The Chinese vendor said that 5G-Advanced (5G-A) networks have now entered large-scale commercial use, adding that user experience monetization has been deepening to stimulate business growth. . By the end of 2025, Huawei had helped carriers deploy over 180 5G networks worldwide, serving more than 1.5 billion 5G users.

“Our connectivity business weathered the impact of industry investment cycles, while our computing business continued to seize opportunities in AI. Our consumer business worked to overcome formidable challenges, driving the HarmonyOS ecosystem to cross a new threshold in user experience,” Meng said.

The vendor posted a strong growth in its intelligent automotive solutions unit, where revenue increased 72.1% to CNY45 billion, highlighting expanding activity in vehicle technology and software platforms.

Meanwhile, cloud computing revenue declined 3.5% year-on-year to CNY32.2 billion in 2025, indicating more competitive conditions in that segment even as enterprise demand for AI infrastructure continues to grow.

Huawei’s computing business, which includes AI-related infrastructure, is increasingly central to its strategy. Meng noted that the unit is beginning to capture opportunities linked to artificial intelligence, as enterprises shift from experimentation toward deployment.

On the consumer side, Huawei pointed to progress in its HarmonyOS ecosystem, which it said has reached a new stage of development. By the end of 2025, more than 36 million devices were running HarmonyOS 5 and 6, supported by over 10 million developers, according to the vendor.

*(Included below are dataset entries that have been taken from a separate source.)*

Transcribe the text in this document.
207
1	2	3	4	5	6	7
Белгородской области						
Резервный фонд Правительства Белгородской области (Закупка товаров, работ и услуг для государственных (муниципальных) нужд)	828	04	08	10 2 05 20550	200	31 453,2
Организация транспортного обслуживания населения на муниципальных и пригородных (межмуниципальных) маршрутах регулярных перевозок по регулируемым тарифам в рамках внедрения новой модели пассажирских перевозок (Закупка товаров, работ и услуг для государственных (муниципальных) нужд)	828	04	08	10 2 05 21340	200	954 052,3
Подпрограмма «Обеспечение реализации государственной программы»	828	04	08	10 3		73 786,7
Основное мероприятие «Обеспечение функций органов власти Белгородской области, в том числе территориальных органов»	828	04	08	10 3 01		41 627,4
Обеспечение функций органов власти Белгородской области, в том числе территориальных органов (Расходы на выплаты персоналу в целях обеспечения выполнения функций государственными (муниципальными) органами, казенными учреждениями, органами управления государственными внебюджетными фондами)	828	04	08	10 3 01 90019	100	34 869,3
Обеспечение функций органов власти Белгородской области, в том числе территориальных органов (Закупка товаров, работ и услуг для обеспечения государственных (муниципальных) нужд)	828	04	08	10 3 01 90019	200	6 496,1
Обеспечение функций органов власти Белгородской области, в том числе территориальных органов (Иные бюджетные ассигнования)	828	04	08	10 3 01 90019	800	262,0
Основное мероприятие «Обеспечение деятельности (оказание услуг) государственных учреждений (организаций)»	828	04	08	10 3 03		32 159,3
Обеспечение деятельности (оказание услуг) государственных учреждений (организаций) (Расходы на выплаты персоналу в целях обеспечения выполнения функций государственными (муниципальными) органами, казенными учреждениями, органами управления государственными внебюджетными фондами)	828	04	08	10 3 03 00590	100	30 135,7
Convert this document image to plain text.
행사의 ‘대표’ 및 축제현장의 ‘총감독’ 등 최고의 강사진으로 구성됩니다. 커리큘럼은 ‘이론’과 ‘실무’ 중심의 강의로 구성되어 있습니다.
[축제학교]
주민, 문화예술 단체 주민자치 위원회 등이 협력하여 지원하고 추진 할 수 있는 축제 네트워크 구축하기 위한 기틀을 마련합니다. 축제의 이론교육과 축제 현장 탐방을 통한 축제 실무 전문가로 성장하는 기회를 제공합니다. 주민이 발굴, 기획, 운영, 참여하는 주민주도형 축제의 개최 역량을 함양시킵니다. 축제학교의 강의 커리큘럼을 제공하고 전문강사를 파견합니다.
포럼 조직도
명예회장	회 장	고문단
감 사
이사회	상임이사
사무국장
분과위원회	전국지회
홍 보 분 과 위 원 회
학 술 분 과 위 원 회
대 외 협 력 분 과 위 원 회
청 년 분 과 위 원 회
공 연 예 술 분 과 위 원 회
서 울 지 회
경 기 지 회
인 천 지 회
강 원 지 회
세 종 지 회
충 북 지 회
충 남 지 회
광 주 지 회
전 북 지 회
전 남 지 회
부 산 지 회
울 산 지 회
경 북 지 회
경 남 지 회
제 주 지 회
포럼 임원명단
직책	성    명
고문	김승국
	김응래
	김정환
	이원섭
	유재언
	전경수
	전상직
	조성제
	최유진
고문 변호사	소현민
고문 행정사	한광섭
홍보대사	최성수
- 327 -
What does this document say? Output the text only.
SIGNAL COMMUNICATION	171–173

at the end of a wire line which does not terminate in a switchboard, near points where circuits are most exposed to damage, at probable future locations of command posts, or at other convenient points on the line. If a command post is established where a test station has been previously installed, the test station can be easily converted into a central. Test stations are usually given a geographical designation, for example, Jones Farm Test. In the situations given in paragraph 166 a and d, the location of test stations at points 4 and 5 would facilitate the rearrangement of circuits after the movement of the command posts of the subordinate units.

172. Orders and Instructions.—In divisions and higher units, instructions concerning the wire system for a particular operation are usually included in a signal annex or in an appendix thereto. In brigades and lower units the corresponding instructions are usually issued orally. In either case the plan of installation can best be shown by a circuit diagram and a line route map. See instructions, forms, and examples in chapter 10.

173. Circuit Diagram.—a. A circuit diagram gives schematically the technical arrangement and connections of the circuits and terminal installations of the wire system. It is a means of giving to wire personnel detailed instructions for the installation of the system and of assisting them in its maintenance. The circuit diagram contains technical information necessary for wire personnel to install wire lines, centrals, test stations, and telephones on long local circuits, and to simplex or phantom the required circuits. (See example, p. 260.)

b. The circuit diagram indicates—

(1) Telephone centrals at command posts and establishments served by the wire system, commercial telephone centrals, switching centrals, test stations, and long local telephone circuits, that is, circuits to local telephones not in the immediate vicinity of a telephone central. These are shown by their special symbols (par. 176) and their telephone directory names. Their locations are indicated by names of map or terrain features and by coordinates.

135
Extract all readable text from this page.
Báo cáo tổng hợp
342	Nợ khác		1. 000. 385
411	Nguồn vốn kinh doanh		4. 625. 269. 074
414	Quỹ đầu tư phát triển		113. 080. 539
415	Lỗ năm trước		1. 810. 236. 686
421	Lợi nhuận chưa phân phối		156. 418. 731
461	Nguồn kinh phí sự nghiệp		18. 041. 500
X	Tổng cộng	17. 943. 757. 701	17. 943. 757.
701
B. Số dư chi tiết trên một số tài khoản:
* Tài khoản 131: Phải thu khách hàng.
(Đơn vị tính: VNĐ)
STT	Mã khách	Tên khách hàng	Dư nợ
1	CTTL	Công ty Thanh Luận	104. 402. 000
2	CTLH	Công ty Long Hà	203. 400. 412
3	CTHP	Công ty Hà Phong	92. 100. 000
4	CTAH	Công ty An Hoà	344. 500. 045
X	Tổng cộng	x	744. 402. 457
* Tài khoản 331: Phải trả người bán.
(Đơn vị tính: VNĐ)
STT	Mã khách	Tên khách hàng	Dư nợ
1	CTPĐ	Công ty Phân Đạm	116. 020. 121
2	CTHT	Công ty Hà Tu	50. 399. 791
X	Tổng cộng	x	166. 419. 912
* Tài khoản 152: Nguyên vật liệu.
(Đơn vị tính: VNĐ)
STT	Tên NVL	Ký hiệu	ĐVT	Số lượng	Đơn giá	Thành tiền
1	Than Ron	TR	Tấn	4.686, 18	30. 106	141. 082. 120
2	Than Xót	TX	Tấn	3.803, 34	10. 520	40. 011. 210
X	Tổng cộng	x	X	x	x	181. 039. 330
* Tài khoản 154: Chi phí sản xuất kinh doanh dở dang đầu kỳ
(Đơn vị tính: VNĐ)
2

The company spent CNY192.3 billion on research and development activities in 2025, equivalent to 21.8% of revenue, with a total of approximately CNY1.4 trillion invested over the past decade. The vendor had 114,000 employees working in the R&D division by the end of 2025. Huawei also reported 165,000 active patents and more than 260 licensing agreements as of the end of last year.

Looking ahead, Huawei said it will continue to invest in areas including connectivity, computing, cloud, and AI, while building ecosystems around its Ascend and Kunpeng chips and HarmonyOS platform.

At MWC 2026 in Barcelona, Huawei’s president of carrier business, Eric Yang, argued that artificial intelligence will fundamentally reshape telecom networks, services, and operations — and that carriers are uniquely positioned to capture that value.

“AI will become reliable, more and more reliable. And the ability will increase by 10 times. And there will be 900 billion agents, AI agents,” Yang said during his presentation.

Yang said operators must focus on three priorities: upgrading consumer and home services with AI to strengthen the core business; delivering consistent cross-device experiences to increase customer stickiness; and optimizing internal operations to improve efficiency before extending AI capabilities to other industries.

The Huawei executive described home broadband as a core opportunity. Using AI agents, customers could manage network performance via voice commands. For example, when home network quality degrades, an AI agent could prioritize latency-sensitive applications such as gaming, test the network automatically, and either resolve the issue or generate a maintenance ticket and schedule a service visit.

He pointed to Chinese operators already exploring such models, citing China Telecom as an example of upgrading VIP services with fiber-to-room packages combined with home AI agents.